Non, on ne peut pas dire qu’elles avancent très vite. Je ne crois pas que cette lenteur soit le fruit des lobbys de l’industrie. Personnellement, j’ai longtemps travaillé pour des entreprises pharmaceutiques. Nous les avons associées au PNR 50 à travers la mise sur pied d’une plateforme de consensus réunissant professionnels, chercheurs et autorités. Ces entreprises ont plutôt montré leur empressement à identifier les risques qu’à vouloir les cacher. Si la Suisse est en retard sur l’Europe, notamment dans le domaine de l’interdiction du bisphénol A, cela tient plus, à mon avis, à la lenteur traditionnelle de son processus législatif.
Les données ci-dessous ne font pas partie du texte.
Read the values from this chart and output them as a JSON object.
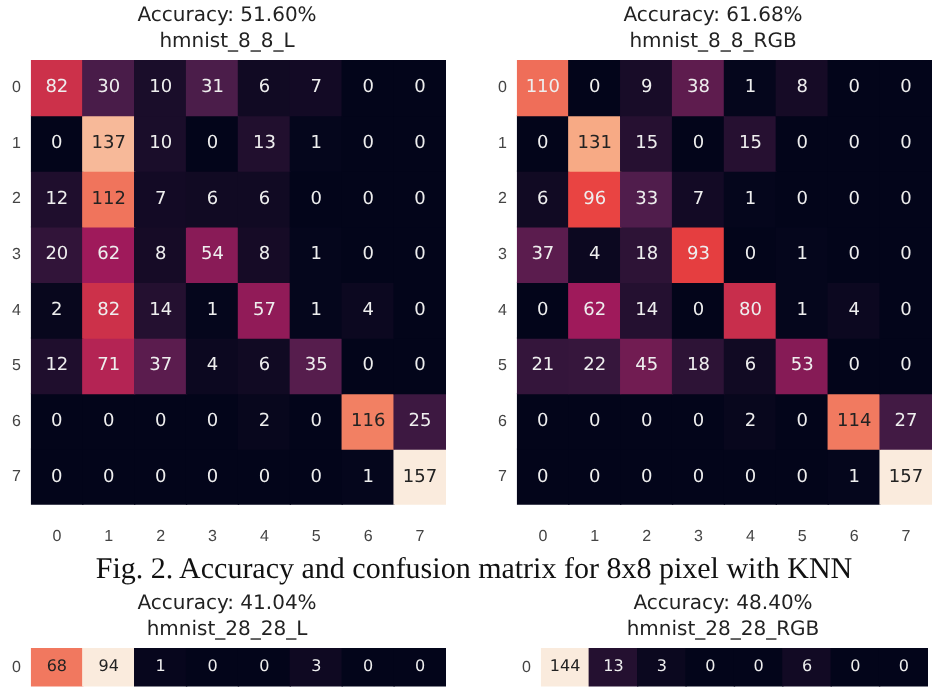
{
  "chart_data": [
    {
      "type": "heatmap",
      "data_labels": true,
      "title": "Accuracy: 51.60%",
      "subtitle": "hmnist_8_8_L",
      "categories": [
        "0",
        "1",
        "2",
        "3",
        "4",
        "5",
        "6",
        "7"
      ],
      "y_categories": [
        "0",
        "1",
        "2",
        "3",
        "4",
        "5",
        "6",
        "7"
      ],
      "cells": [
        [
          82,
          30,
          10,
          31,
          6,
          7,
          0,
          0
        ],
        [
          0,
          137,
          10,
          0,
          13,
          1,
          0,
          0
        ],
        [
          12,
          112,
          7,
          6,
          6,
          0,
          0,
          0
        ],
        [
          20,
          62,
          8,
          54,
          8,
          1,
          0,
          0
        ],
        [
          2,
          82,
          14,
          1,
          57,
          1,
          4,
          0
        ],
        [
          12,
          71,
          37,
          4,
          6,
          35,
          0,
          0
        ],
        [
          0,
          0,
          0,
          0,
          2,
          0,
          116,
          25
        ],
        [
          0,
          0,
          0,
          0,
          0,
          0,
          1,
          157
        ]
      ],
      "annotations": [
        "Fig. 2. Accuracy and confusion matrix for 8x8 pixel with KNN"
      ]
    },
    {
      "type": "heatmap",
      "data_labels": true,
      "title": "Accuracy: 61.68%",
      "subtitle": "hmnist_8_8_RGB",
      "categories": [
        "0",
        "1",
        "2",
        "3",
        "4",
        "5",
        "6",
        "7"
      ],
      "y_categories": [
        "0",
        "1",
        "2",
        "3",
        "4",
        "5",
        "6",
        "7"
      ],
      "cells": [
        [
          110,
          0,
          9,
          38,
          1,
          8,
          0,
          0
        ],
        [
          0,
          131,
          15,
          0,
          15,
          0,
          0,
          0
        ],
        [
          6,
          96,
          33,
          7,
          1,
          0,
          0,
          0
        ],
        [
          37,
          4,
          18,
          93,
          0,
          1,
          0,
          0
        ],
        [
          0,
          62,
          14,
          0,
          80,
          1,
          4,
          0
        ],
        [
          21,
          22,
          45,
          18,
          6,
          53,
          0,
          0
        ],
        [
          0,
          0,
          0,
          0,
          2,
          0,
          114,
          27
        ],
        [
          0,
          0,
          0,
          0,
          0,
          0,
          1,
          157
        ]
      ]
    },
    {
      "type": "heatmap",
      "data_labels": true,
      "title": "Accuracy: 41.04%",
      "subtitle": "hmnist_28_28_L",
      "categories": [
        null,
        null,
        null,
        null,
        null,
        null,
        null,
        null
      ],
      "y_categories": [
        "0"
      ],
      "tick_labels": "y",
      "cells": [
        [
          68,
          94,
          1,
          0,
          0,
          3,
          0,
          0
        ]
      ]
    },
    {
      "type": "heatmap",
      "data_labels": true,
      "title": "Accuracy: 48.40%",
      "subtitle": "hmnist_28_28_RGB",
      "categories": [
        null,
        null,
        null,
        null,
        null,
        null,
        null,
        null
      ],
      "y_categories": [
        "0"
      ],
      "tick_labels": "y",
      "cells": [
        [
          144,
          13,
          3,
          0,
          0,
          6,
          0,
          0
        ]
      ]
    }
  ]
}
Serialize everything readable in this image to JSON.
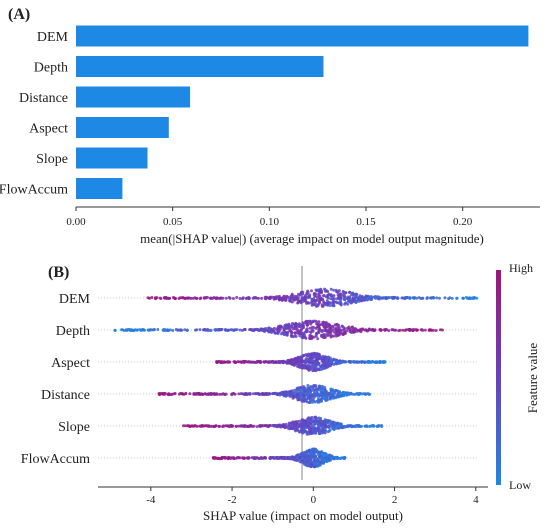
{
  "chart_data": [
    {
      "type": "bar",
      "orientation": "horizontal",
      "panel_label": "(A)",
      "categories": [
        "DEM",
        "Depth",
        "Distance",
        "Aspect",
        "Slope",
        "FlowAccum"
      ],
      "values": [
        0.234,
        0.128,
        0.059,
        0.048,
        0.037,
        0.024
      ],
      "xlabel": "mean(|SHAP value|) (average impact on model output magnitude)",
      "xlim": [
        0,
        0.24
      ],
      "xticks": [
        0.0,
        0.05,
        0.1,
        0.15,
        0.2
      ],
      "xtick_labels": [
        "0.00",
        "0.05",
        "0.10",
        "0.15",
        "0.20"
      ],
      "bar_color": "#1E88E5",
      "grid": false
    },
    {
      "type": "scatter",
      "subtype": "shap-beeswarm",
      "panel_label": "(B)",
      "categories": [
        "DEM",
        "Depth",
        "Aspect",
        "Distance",
        "Slope",
        "FlowAccum"
      ],
      "series": [
        {
          "feature": "DEM",
          "min": -4.1,
          "max": 4.1,
          "density_peak": 0.3,
          "low_side": "positive"
        },
        {
          "feature": "Depth",
          "min": -4.9,
          "max": 3.2,
          "density_peak": 0.0,
          "low_side": "negative"
        },
        {
          "feature": "Aspect",
          "min": -2.4,
          "max": 1.8,
          "density_peak": 0.0,
          "low_side": "positive"
        },
        {
          "feature": "Distance",
          "min": -3.8,
          "max": 1.4,
          "density_peak": 0.0,
          "low_side": "positive"
        },
        {
          "feature": "Slope",
          "min": -3.2,
          "max": 1.8,
          "density_peak": 0.0,
          "low_side": "positive"
        },
        {
          "feature": "FlowAccum",
          "min": -2.5,
          "max": 0.8,
          "density_peak": 0.0,
          "low_side": "positive"
        }
      ],
      "xlabel": "SHAP value (impact on model output)",
      "xlim": [
        -5.3,
        4.3
      ],
      "xticks": [
        -4,
        -2,
        0,
        2,
        4
      ],
      "xtick_labels": [
        "-4",
        "-2",
        "0",
        "2",
        "4"
      ],
      "colorbar": {
        "title": "Feature value",
        "high_label": "High",
        "low_label": "Low",
        "high_color": "#A0147A",
        "low_color": "#1E88E5"
      },
      "grid": false
    }
  ]
}
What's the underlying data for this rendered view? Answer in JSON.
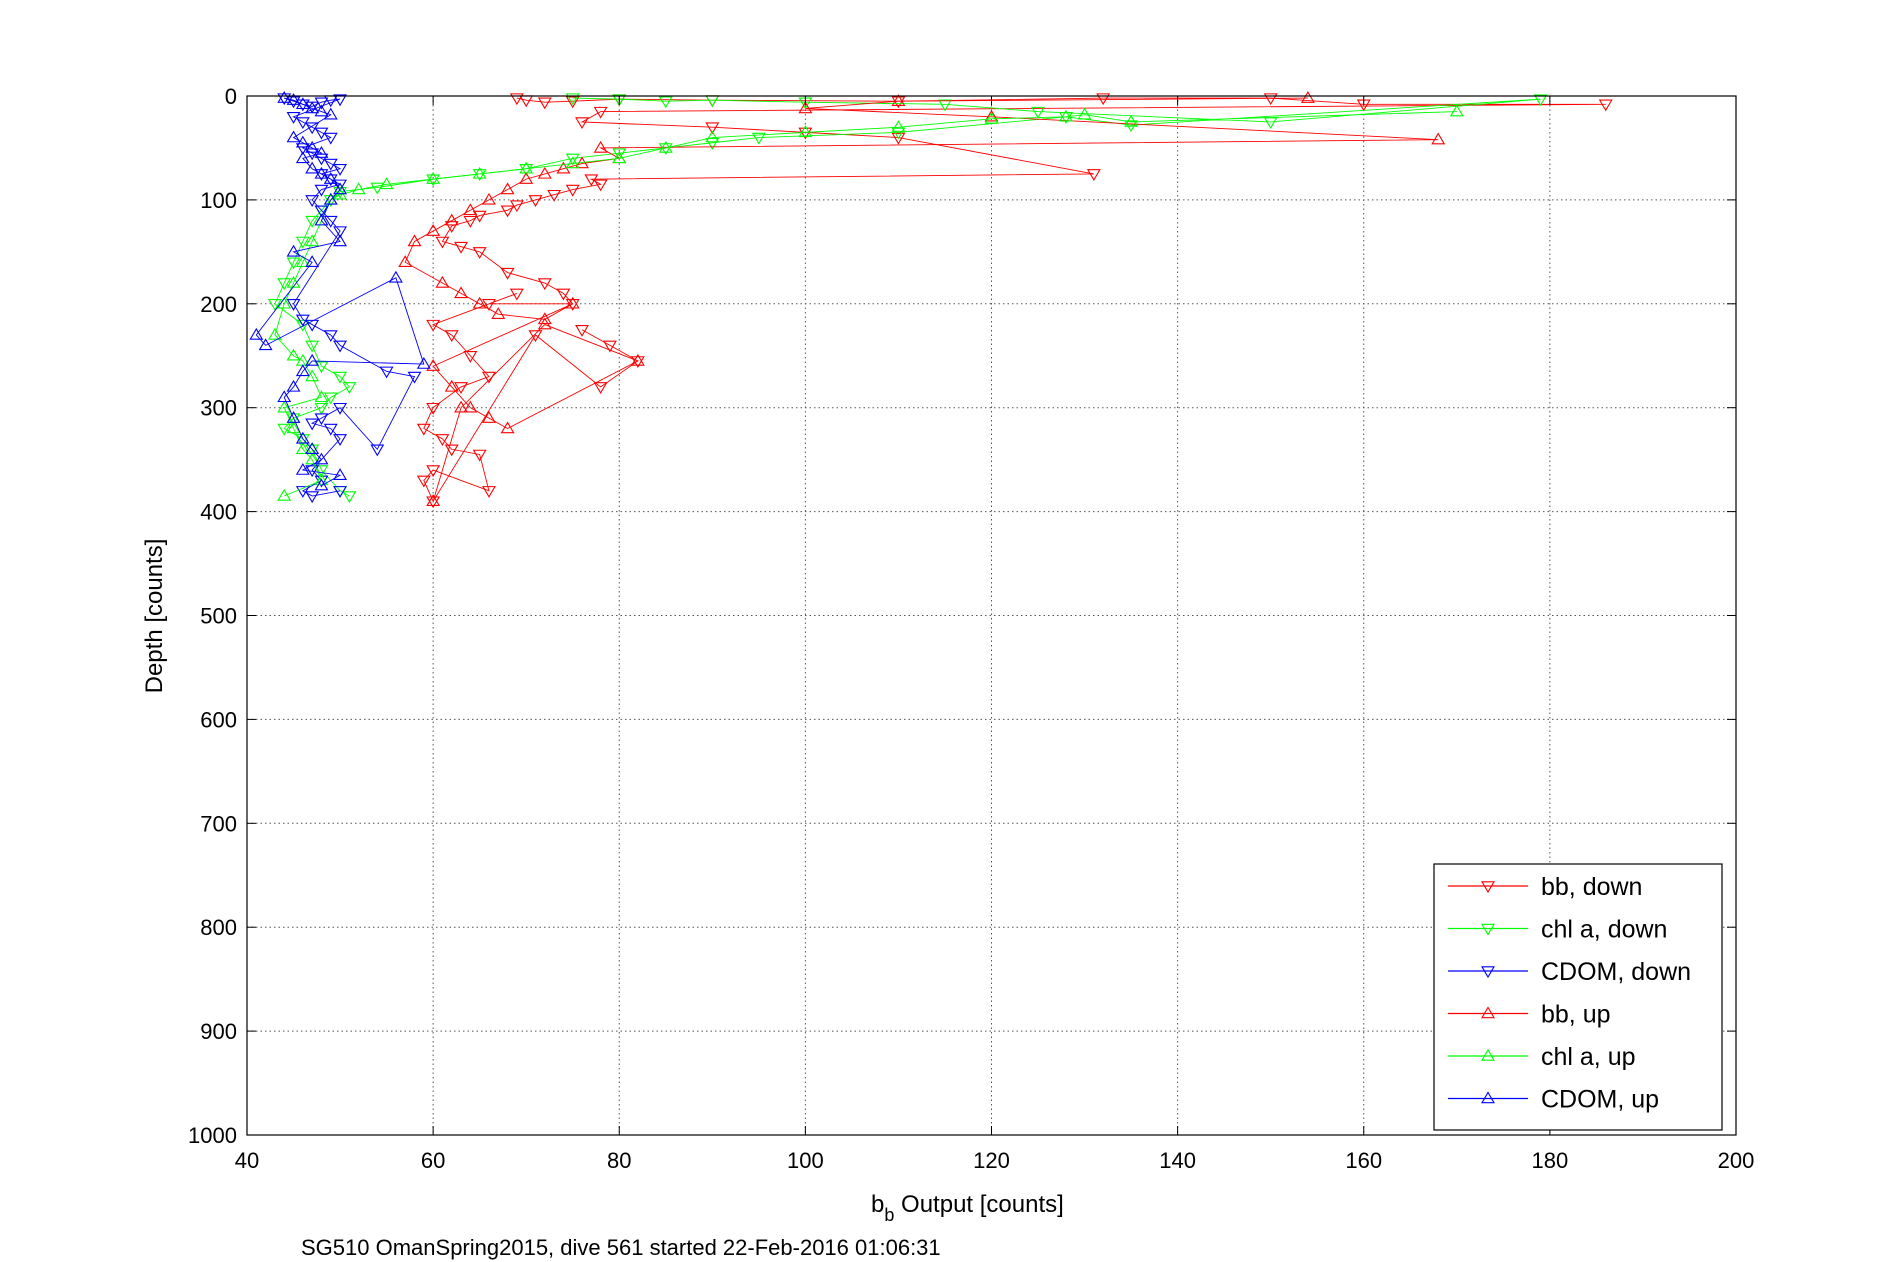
{
  "chart_data": {
    "type": "scatter",
    "title": "",
    "xlabel_main": "b",
    "xlabel_sub": "b",
    "xlabel_rest": " Output [counts]",
    "ylabel": "Depth [counts]",
    "xlim": [
      40,
      200
    ],
    "ylim": [
      0,
      1000
    ],
    "y_reversed": true,
    "xticks": [
      "40",
      "60",
      "80",
      "100",
      "120",
      "140",
      "160",
      "180",
      "200"
    ],
    "yticks": [
      "0",
      "100",
      "200",
      "300",
      "400",
      "500",
      "600",
      "700",
      "800",
      "900",
      "1000"
    ],
    "grid": true,
    "legend_position": "bottom-right",
    "caption": "SG510 OmanSpring2015, dive 561 started 22-Feb-2016 01:06:31",
    "series": [
      {
        "name": "bb, down",
        "color": "#ff0000",
        "marker": "triangle-down",
        "x": [
          69,
          70,
          72,
          75,
          80,
          90,
          110,
          132,
          150,
          160,
          186,
          78,
          76,
          90,
          100,
          110,
          131,
          77,
          78,
          75,
          73,
          71,
          69,
          68,
          65,
          64,
          62,
          61,
          63,
          65,
          68,
          72,
          74,
          75,
          66,
          69,
          60,
          62,
          64,
          66,
          63,
          60,
          59,
          61,
          62,
          65,
          66,
          60,
          59,
          60,
          71,
          78,
          82,
          76,
          79
        ],
        "y": [
          2,
          4,
          6,
          5,
          3,
          4,
          5,
          2,
          2,
          8,
          8,
          15,
          25,
          30,
          35,
          40,
          75,
          80,
          85,
          90,
          95,
          100,
          105,
          110,
          115,
          120,
          125,
          140,
          145,
          150,
          170,
          180,
          190,
          200,
          200,
          190,
          220,
          230,
          250,
          270,
          280,
          300,
          320,
          330,
          340,
          345,
          380,
          360,
          370,
          390,
          230,
          280,
          255,
          225,
          240
        ]
      },
      {
        "name": "chl a, down",
        "color": "#00ff00",
        "marker": "triangle-down",
        "x": [
          75,
          80,
          85,
          90,
          100,
          115,
          125,
          150,
          179,
          135,
          128,
          110,
          95,
          90,
          85,
          80,
          75,
          70,
          65,
          60,
          54,
          50,
          49,
          48,
          47,
          46,
          45,
          44,
          43,
          46,
          47,
          48,
          50,
          51,
          49,
          48,
          45,
          44,
          46,
          47,
          48,
          50,
          51
        ],
        "y": [
          2,
          3,
          5,
          4,
          6,
          8,
          15,
          25,
          3,
          28,
          20,
          35,
          40,
          45,
          50,
          55,
          60,
          70,
          75,
          80,
          88,
          92,
          100,
          110,
          120,
          140,
          160,
          180,
          200,
          220,
          240,
          260,
          270,
          280,
          290,
          300,
          310,
          320,
          330,
          340,
          360,
          380,
          385
        ]
      },
      {
        "name": "CDOM, down",
        "color": "#0000ff",
        "marker": "triangle-down",
        "x": [
          44,
          45,
          46,
          47,
          48,
          49,
          50,
          45,
          46,
          47,
          48,
          49,
          46,
          47,
          48,
          49,
          50,
          48,
          49,
          50,
          48,
          47,
          48,
          49,
          50,
          45,
          46,
          47,
          49,
          50,
          55,
          58,
          54,
          50,
          48,
          47,
          49,
          50,
          47,
          48,
          46,
          47,
          50
        ],
        "y": [
          2,
          5,
          8,
          10,
          6,
          4,
          3,
          20,
          25,
          30,
          35,
          40,
          50,
          55,
          60,
          65,
          70,
          75,
          80,
          85,
          90,
          100,
          110,
          120,
          130,
          200,
          215,
          220,
          230,
          240,
          265,
          270,
          340,
          300,
          310,
          315,
          320,
          330,
          360,
          370,
          380,
          385,
          380
        ]
      },
      {
        "name": "bb, up",
        "color": "#ff0000",
        "marker": "triangle-up",
        "x": [
          154,
          110,
          100,
          120,
          168,
          78,
          80,
          76,
          74,
          72,
          70,
          68,
          66,
          64,
          62,
          60,
          58,
          57,
          61,
          63,
          65,
          67,
          72,
          75,
          60,
          62,
          64,
          66,
          68,
          82,
          72,
          63,
          60
        ],
        "y": [
          2,
          5,
          12,
          20,
          42,
          50,
          60,
          65,
          70,
          75,
          80,
          90,
          100,
          110,
          120,
          130,
          140,
          160,
          180,
          190,
          200,
          210,
          215,
          200,
          260,
          280,
          300,
          310,
          320,
          255,
          220,
          300,
          390
        ]
      },
      {
        "name": "chl a, up",
        "color": "#00ff00",
        "marker": "triangle-up",
        "x": [
          170,
          135,
          130,
          128,
          120,
          110,
          100,
          90,
          85,
          80,
          75,
          70,
          65,
          60,
          55,
          52,
          50,
          49,
          48,
          47,
          46,
          45,
          44,
          43,
          45,
          46,
          47,
          48,
          44,
          45,
          46,
          47,
          48,
          44
        ],
        "y": [
          15,
          25,
          18,
          20,
          22,
          30,
          35,
          40,
          50,
          60,
          65,
          70,
          75,
          80,
          85,
          90,
          95,
          100,
          120,
          140,
          160,
          180,
          200,
          230,
          250,
          255,
          270,
          290,
          300,
          320,
          340,
          350,
          370,
          385
        ]
      },
      {
        "name": "CDOM, up",
        "color": "#0000ff",
        "marker": "triangle-up",
        "x": [
          44,
          45,
          46,
          47,
          48,
          49,
          45,
          46,
          47,
          48,
          46,
          47,
          48,
          49,
          50,
          49,
          48,
          50,
          45,
          47,
          41,
          42,
          56,
          59,
          47,
          46,
          45,
          44,
          45,
          46,
          47,
          48,
          46,
          50,
          48
        ],
        "y": [
          2,
          4,
          8,
          12,
          15,
          18,
          40,
          45,
          50,
          55,
          60,
          70,
          75,
          80,
          90,
          100,
          120,
          140,
          150,
          160,
          230,
          240,
          175,
          258,
          255,
          265,
          280,
          290,
          310,
          330,
          340,
          350,
          360,
          365,
          375
        ]
      }
    ]
  }
}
Que pensez-vous de la campagne d’information sur les perturbateurs endocriniens lancée par la FRC?
Tout ce qui peut contribuer à une meilleure information du public et des consommateurs est une bonne chose. Pour autant, il faut veiller à ce que cette information soit basée sur des études scientifiques sérieuses et éviter de céder au catastrophisme. Dans le cas qui nous occupe, on peut dire que la grande majorité des cours d’eau suisses sont épargnés par ce phénomène, à l’exception de ceux qui traversent des zones polluées, et qui, de ce fait, charrient des perturbateurs endocriniens comme l’éthinyloestradiol (pilule) ou le bisphénol A, un composant qui entre dans la fabrication d’un plastique dur et transparent, le polycarbonate. Même si certains pays ont décidé d’interdire le bisphénol A, un récent rapport de l’Agence nationale de sécurité sanitaire montre que, si on dispose de données assez sûres sur les effets de cette molécule sur le développement des animaux, les données concernant les effets sur la santé de l’homme méritent d’être sérieusement complétées.
Si vous pouviez prendre une mesure, quelle serait-elle?
Je suggérerais aux autorités cantonales de mettre sur pied une sorte d’alerte aux perturbateurs endocriniens dans les endroits qui sont considérés comme des points chauds sur ce plan. C’est donc particulièrement vrai pour les cours d’eau en contact avec des stations d’épuration de grandes localités. Parallèlement, il faut continuer à travailler à la mise au point de procédés qui permettront un jour de neutraliser, pendant le retraitement, la plupart des perturbateurs endocriniens.